WBBM-TV Chicago (6/29) reports, “A new study finds that Chicago has the worst heroin problem in the country.” The Chicago Tribune (6/29, Keilman, 534K) reports that Roosevelt University researchers found “that the area has seen an increase in people admitted to emergency rooms for heroin-related problems.” The area “now has more than any other metropolitan area. Other trouble signs include soaring overdose deaths in the collar counties, a high percentage of inmates at the Cook County Jail testing positive for heroin and an increase in the number of people injecting the drug.” The study “offered no estimate of the percentage of area residents using the drug, but a national survey shows that only 0.2 percent of Americans have used it in the last year, compared with 10 percent who have used marijuana and two percent who have used cocaine.”
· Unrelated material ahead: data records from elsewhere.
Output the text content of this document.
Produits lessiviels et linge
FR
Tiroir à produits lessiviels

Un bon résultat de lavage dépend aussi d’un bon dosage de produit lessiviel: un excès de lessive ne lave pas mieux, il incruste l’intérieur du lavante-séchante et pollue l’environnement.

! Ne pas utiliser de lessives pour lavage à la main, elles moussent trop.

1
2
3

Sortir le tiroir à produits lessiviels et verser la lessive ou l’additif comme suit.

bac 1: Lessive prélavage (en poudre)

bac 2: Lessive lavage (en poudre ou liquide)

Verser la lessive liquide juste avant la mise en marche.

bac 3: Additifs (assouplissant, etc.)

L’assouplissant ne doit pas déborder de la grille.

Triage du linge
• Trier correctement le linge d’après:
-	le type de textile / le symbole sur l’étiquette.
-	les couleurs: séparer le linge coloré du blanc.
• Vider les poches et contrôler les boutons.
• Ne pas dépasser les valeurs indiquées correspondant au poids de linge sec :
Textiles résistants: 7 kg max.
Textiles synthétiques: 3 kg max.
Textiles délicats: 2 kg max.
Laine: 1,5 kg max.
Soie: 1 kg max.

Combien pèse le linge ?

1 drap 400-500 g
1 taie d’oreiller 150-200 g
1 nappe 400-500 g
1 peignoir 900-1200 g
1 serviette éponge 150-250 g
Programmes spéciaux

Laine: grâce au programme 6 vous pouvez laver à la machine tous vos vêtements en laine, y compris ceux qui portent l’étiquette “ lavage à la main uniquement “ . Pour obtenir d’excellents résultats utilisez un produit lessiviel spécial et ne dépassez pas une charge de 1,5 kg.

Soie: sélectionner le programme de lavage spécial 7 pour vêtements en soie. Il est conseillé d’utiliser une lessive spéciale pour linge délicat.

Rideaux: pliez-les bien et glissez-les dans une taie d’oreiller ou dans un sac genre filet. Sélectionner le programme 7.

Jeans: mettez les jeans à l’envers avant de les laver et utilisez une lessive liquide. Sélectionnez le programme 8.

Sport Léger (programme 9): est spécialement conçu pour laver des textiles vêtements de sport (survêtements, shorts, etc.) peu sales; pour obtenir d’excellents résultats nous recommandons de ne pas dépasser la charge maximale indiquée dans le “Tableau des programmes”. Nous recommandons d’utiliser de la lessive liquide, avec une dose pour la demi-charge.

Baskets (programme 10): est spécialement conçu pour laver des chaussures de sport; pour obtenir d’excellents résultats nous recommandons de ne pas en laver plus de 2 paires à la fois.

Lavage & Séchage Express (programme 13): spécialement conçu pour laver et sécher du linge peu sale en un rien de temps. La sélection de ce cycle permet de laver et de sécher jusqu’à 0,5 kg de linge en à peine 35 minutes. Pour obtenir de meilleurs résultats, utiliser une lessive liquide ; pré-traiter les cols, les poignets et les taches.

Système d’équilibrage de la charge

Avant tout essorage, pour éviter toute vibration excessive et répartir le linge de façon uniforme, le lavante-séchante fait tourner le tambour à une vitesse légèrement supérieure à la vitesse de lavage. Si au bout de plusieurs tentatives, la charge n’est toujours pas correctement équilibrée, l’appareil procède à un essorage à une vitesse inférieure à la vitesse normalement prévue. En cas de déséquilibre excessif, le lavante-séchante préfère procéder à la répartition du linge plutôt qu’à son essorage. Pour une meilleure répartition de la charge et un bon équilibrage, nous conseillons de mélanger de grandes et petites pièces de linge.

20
The Chicago Sun-Times (6/29, Thomas, 292K) reports that the study, “which is based on federal and state data on admissions to hospitals and drug treatment programs, as well as county death records,” found that “in 2008, there were nearly 24,000 heroin-related hospital admissions in the Chicago area, more than in any of the 12 other cities included in the federal government‟s Drug Abuse Warning Network. New York and Boston had the next-highest totals.” The Chicago Sun-Times notes, “While heroin users in Chicago tend to be middle-age and black, suburban users are more likely to be under 25 and white, researchers found. Young whites are also much more likely than blacks to inject heroin — a factor fueling a significant increase in injection drug use in Illinois over the last 10 years,” said Kathleen Kane-Willis, one of the co-authors of the study. Kane-Willis said that “Chicago‟s status as a transportation hub and the increasing purity of heroin from South America and Mexico make it a cheaply available drug.”
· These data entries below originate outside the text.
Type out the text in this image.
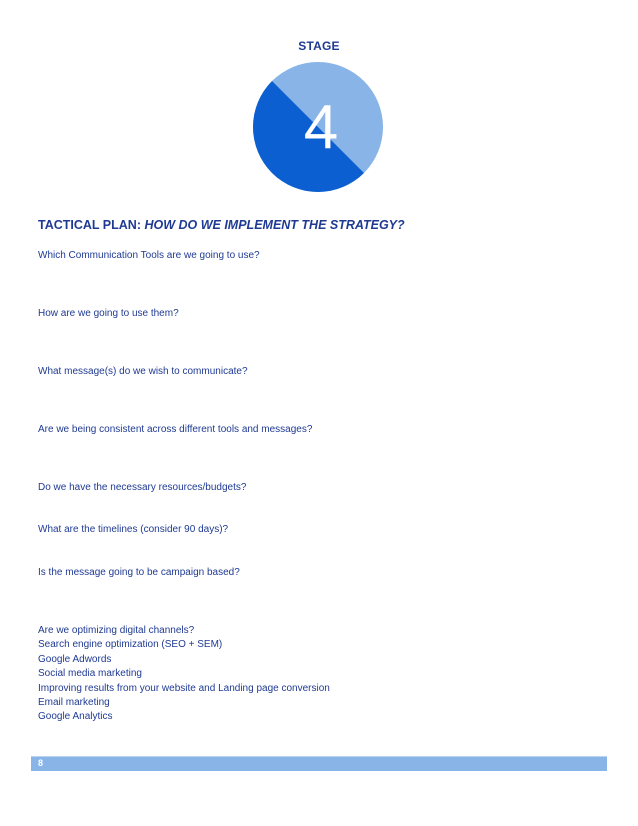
STAGE
4
TACTICAL PLAN: HOW DO WE IMPLEMENT THE STRATEGY?
Which Communication Tools are we going to use?
How are we going to use them?
What message(s) do we wish to communicate?
Are we being consistent across different tools and messages?
Do we have the necessary resources/budgets?
What are the timelines (consider 90 days)?
Is the message going to be campaign based?
Are we optimizing digital channels?
Search engine optimization (SEO + SEM)
Google Adwords
Social media marketing
Improving results from your website and Landing page conversion
Email marketing
Google Analytics
8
The Chicago Daily Herald (6/29, Constable, 130K) reports, “Acknowledging that their research showing a rise in heroin use in Illinois is „scary,‟” Kane-Willis and co-author Stephanie Schmitz “point out that their research was limited to arrest records, coroner reports, government health programs and other public data. „The picture could actually be much worse,‟ Schmitz says, explaining that heroin victims treated in private facilities or in other states don‟t get counted in Illinois.” Kane-Willis said, “Especially among white, middle class or upper middle class, I think the numbers of heroin users is much larger.”

The Northwest Herald (6/29, Duchnowski) reports, “The Roosevelt University study suggested more sweeping public policy, such as providing comprehensive drug education, increasing treatment funding, and increasing the availability of syringe and syringe exchange programs.” It “also suggested increasing education and administration of heroin overdose antidotes such as Naloxone.”

On their websites, WGN-TV (6/28, Hayes) and WLS-TV Chicago (6/29) and NBC Chicago (6/29, Bartosik) and North Carolina‟s HULIQ (6/29, Lucey) also cover the story.